An appropriate time then to re-post (with new links!) my Cue Card on what a constitution is for.

Cue Card Libertarianism -- Constitution

Why do we need a government at all? James Madison puts the argument in a nutshell:

      “If men were angels no government would be necessary. If angels were to govern men,
       neither external nor internal controls on government would be necessary.”

Here in capsule form is the essential argument both against anarchy, and for a constitutional republic: Because men are not automatically angels, and because government does need to be controlled.

But how?  That’s the 64-million-laws question.

Let’s start by examining the purpose of government.  Government in essence is like a guard dog: to protect us from being done over by others. However, if that dog is badly trained and it gets off the chain, we can be badly savaged -- more than we would have been without the dog.

So we get to our first major point:

A constitution is our means of chaining up the government and training it to act only in our protection.

As I’ve said already in these Cue Cards, the purpose of government is to protect properly-formulated individual rights. The means by which it carries out this life-giving task is to protect us against physical coercion and its derivative, fraud. Good government is the means by which retaliatory force is brought under objective control. A good constitution, properly written, brings the government itself under objective control.

Such a constitution was the intent of America’s Founding Fathers, a clear and understandable document delineating a government that protects individuals’ rights, but after nearly two-hundred years the success has been only partial.

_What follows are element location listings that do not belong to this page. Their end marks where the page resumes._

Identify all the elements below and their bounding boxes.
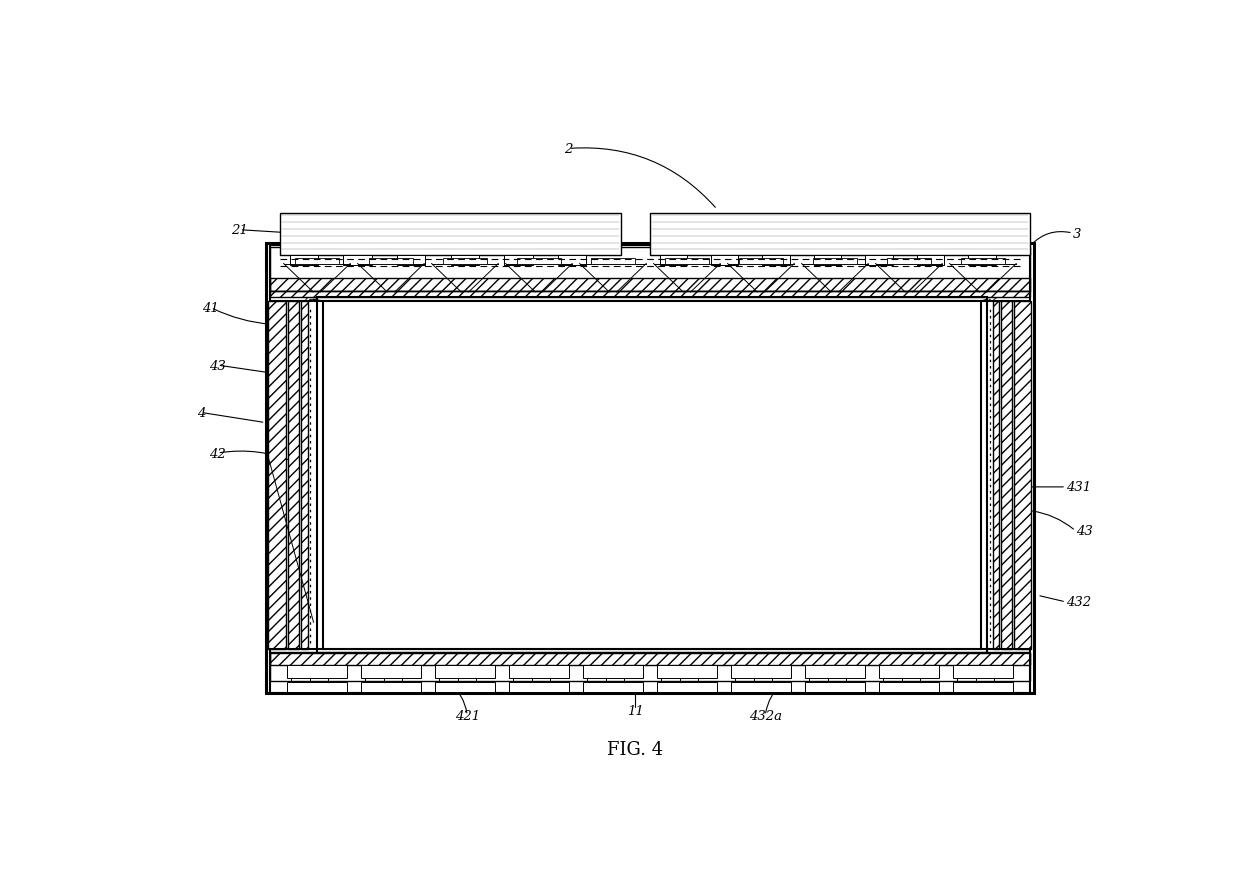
Text: 21: 21 bbox=[231, 224, 248, 237]
Text: 432a: 432a bbox=[749, 709, 781, 723]
Bar bbox=[657, 666, 717, 679]
Text: 3: 3 bbox=[1073, 227, 1081, 241]
Bar bbox=[295, 259, 339, 264]
Bar bbox=[288, 666, 346, 679]
Bar bbox=[510, 683, 568, 692]
Bar bbox=[270, 248, 1029, 291]
Bar bbox=[270, 653, 1029, 666]
Bar bbox=[270, 650, 1029, 694]
Bar bbox=[954, 666, 1013, 679]
Bar bbox=[879, 666, 939, 679]
Bar bbox=[324, 301, 982, 650]
Text: 41: 41 bbox=[202, 302, 219, 314]
Bar bbox=[517, 259, 562, 264]
Bar bbox=[590, 259, 635, 264]
Bar bbox=[805, 666, 864, 679]
Bar bbox=[961, 259, 1006, 264]
Text: FIG. 4: FIG. 4 bbox=[608, 740, 663, 758]
Bar bbox=[270, 279, 1029, 291]
Bar bbox=[763, 255, 790, 265]
Bar bbox=[732, 666, 791, 679]
Text: 42: 42 bbox=[210, 447, 226, 460]
Bar bbox=[280, 213, 621, 255]
Text: 43: 43 bbox=[210, 359, 226, 372]
Bar bbox=[450, 255, 479, 265]
Bar bbox=[435, 666, 495, 679]
Text: 431: 431 bbox=[1066, 481, 1091, 493]
Bar bbox=[916, 255, 944, 265]
Bar bbox=[665, 259, 709, 264]
Bar bbox=[270, 652, 1029, 681]
Text: 4: 4 bbox=[197, 407, 206, 420]
Bar bbox=[739, 259, 784, 264]
Bar bbox=[290, 255, 317, 265]
Text: 432: 432 bbox=[1066, 596, 1091, 608]
Bar bbox=[435, 683, 495, 692]
Text: 11: 11 bbox=[627, 704, 644, 717]
Bar bbox=[583, 666, 642, 679]
Bar bbox=[993, 301, 998, 650]
Bar bbox=[583, 683, 642, 692]
Bar bbox=[968, 255, 996, 265]
Bar bbox=[397, 255, 425, 265]
Text: 2: 2 bbox=[564, 143, 573, 155]
Bar bbox=[805, 683, 864, 692]
Bar bbox=[558, 255, 587, 265]
Bar bbox=[343, 255, 372, 265]
Bar bbox=[443, 259, 487, 264]
Text: 421: 421 bbox=[455, 709, 480, 723]
Bar bbox=[813, 255, 841, 265]
Bar bbox=[301, 301, 308, 650]
Bar bbox=[317, 298, 987, 653]
Bar bbox=[711, 255, 738, 265]
Bar bbox=[1014, 301, 1032, 650]
Bar bbox=[361, 666, 420, 679]
Bar bbox=[368, 259, 413, 264]
Text: 43: 43 bbox=[1075, 525, 1092, 537]
Bar bbox=[510, 666, 568, 679]
Text: 1: 1 bbox=[655, 414, 663, 426]
Bar bbox=[812, 259, 857, 264]
Bar bbox=[650, 213, 1029, 255]
Bar bbox=[879, 683, 939, 692]
Bar bbox=[1001, 301, 1012, 650]
Bar bbox=[866, 255, 893, 265]
Bar bbox=[361, 683, 420, 692]
Bar bbox=[887, 259, 931, 264]
Bar bbox=[732, 683, 791, 692]
Bar bbox=[270, 291, 1029, 298]
Bar bbox=[288, 301, 299, 650]
Bar bbox=[288, 683, 346, 692]
Bar bbox=[660, 255, 687, 265]
Bar bbox=[505, 255, 533, 265]
Bar bbox=[265, 244, 1034, 694]
Bar bbox=[657, 683, 717, 692]
Bar bbox=[954, 683, 1013, 692]
Bar bbox=[268, 301, 285, 650]
Bar bbox=[270, 245, 1029, 301]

Building on the success of the US Constitution and seeking to close the loopholes exploited since its introduction, New Zealand libertarians have written what we call A Constitution for New Freeland summing up what a good constitution should look like, and why:

The job of government is to protect our rights—a ‘Bill of Rights’ clearly outlines the rights to be protected.

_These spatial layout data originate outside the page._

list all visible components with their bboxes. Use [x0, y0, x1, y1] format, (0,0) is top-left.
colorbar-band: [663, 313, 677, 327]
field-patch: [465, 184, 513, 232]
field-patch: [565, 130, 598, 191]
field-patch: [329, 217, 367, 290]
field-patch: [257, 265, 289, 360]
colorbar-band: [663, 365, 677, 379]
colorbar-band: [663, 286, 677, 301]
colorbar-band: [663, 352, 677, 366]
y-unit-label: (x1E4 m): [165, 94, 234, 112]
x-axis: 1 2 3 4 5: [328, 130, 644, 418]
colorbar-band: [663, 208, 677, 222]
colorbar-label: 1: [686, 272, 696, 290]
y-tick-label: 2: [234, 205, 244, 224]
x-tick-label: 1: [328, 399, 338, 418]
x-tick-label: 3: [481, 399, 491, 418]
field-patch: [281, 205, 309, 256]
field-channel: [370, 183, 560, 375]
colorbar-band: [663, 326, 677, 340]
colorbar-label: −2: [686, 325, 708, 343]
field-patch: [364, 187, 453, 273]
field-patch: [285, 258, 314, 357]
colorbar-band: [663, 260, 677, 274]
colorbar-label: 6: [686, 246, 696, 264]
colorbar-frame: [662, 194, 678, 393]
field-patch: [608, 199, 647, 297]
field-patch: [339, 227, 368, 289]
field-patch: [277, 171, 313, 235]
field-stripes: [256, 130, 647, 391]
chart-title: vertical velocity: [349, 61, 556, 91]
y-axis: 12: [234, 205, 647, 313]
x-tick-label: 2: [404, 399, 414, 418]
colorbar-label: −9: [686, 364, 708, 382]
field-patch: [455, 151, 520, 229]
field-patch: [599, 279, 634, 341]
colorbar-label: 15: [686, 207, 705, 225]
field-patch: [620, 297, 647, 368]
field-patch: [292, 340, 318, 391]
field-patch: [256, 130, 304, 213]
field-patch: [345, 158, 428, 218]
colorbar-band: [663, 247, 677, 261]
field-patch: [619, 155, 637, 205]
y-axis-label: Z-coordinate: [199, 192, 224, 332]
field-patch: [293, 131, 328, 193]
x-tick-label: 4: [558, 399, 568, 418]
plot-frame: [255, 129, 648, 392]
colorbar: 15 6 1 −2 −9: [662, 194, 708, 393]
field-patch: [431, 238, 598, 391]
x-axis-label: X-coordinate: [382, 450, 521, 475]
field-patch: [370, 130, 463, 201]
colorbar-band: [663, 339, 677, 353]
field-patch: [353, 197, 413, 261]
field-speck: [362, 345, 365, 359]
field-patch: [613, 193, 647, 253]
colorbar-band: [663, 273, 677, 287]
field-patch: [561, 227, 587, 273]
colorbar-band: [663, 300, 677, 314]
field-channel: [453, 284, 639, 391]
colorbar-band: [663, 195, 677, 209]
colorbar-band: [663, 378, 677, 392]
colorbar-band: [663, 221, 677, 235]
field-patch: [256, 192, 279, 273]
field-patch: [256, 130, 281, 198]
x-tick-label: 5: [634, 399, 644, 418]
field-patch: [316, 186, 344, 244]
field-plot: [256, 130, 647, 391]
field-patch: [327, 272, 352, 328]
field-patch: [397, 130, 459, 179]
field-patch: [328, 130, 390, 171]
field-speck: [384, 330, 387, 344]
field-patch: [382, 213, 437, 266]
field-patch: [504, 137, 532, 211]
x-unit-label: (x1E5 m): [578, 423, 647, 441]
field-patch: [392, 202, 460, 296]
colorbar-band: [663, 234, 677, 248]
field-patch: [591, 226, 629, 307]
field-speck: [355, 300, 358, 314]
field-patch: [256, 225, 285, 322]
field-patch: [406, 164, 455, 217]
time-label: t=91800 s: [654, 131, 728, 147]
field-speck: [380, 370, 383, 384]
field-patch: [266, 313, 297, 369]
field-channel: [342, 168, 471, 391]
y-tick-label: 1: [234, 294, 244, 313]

The job of government is not to infringe the liberties of its own citizens without due process of law—a ‘Bill of Due Process’ clearly outlines under what circumstances and in what manner those liberties may be breached, and for what purpose.

The US Constitution has suffered from interpretations that have often been at odds with the declared intentions of the Constitution’s authors—the Constitution for New Freeland puts the intentions of its authors on the record in the ‘Notes on the Bills of Rights and Due Process.’

To prevent monopolisation of political power, a good government should have its powers separated—a formal statement is included as to how the rigorous separation is to be ensured, and each of government’s three branches – legislature, judiciary and executive – is given some specified veto power over all the others. The imperfect separation of powers in our present NZ constitutional arrangements shows the dangers of being without these essential checks and balances on political power.

Every good constitution relies on one further, crucial, restraint on the growth of Omnipotent Government: significant public understanding and support for the constitution and its protections, without which politicians and advocates of a ‘living constitution’ can pervert the constitutional protections as easily as the simple agreements given in the Treaty of Waitangi have been perverted. (On this much at least, Burke was right.)

Further, the task of constitutional law is to delineate the legal structure of a country’s law; it must therefore be superior to all other laws, and law stepping outside the bounds of what is declared unconstitutional must be able to be struck down – an accessible Constitutional Court makes this possible.

The superiority of a constitution to all other law is both a good thing and a bad thing. What’s good is that once a watertight constitution properly protecting individual rights is in place, it acts to chain up the guard dog and to keep it on its leash for good. What’s bad is that once in place, a poor or anti-freedom constitution is very difficult to get rid of.

imageAs history demonstrates -- and the constitutional conference of 2000, a previous Select Committee review of NZ’s constitutional arrangements, and now Palmer’s wet rag foreshadows – a bad constitution poorly written can give the erstwhile guard-dog control of the back yard and the house, and before you know it it’s chewing off your leg and attacking the baby. Rather than protecting us, it has no impediment at all to doing us over.

Liberty, as Thomas Jefferson suggested, requires eternal vigilance.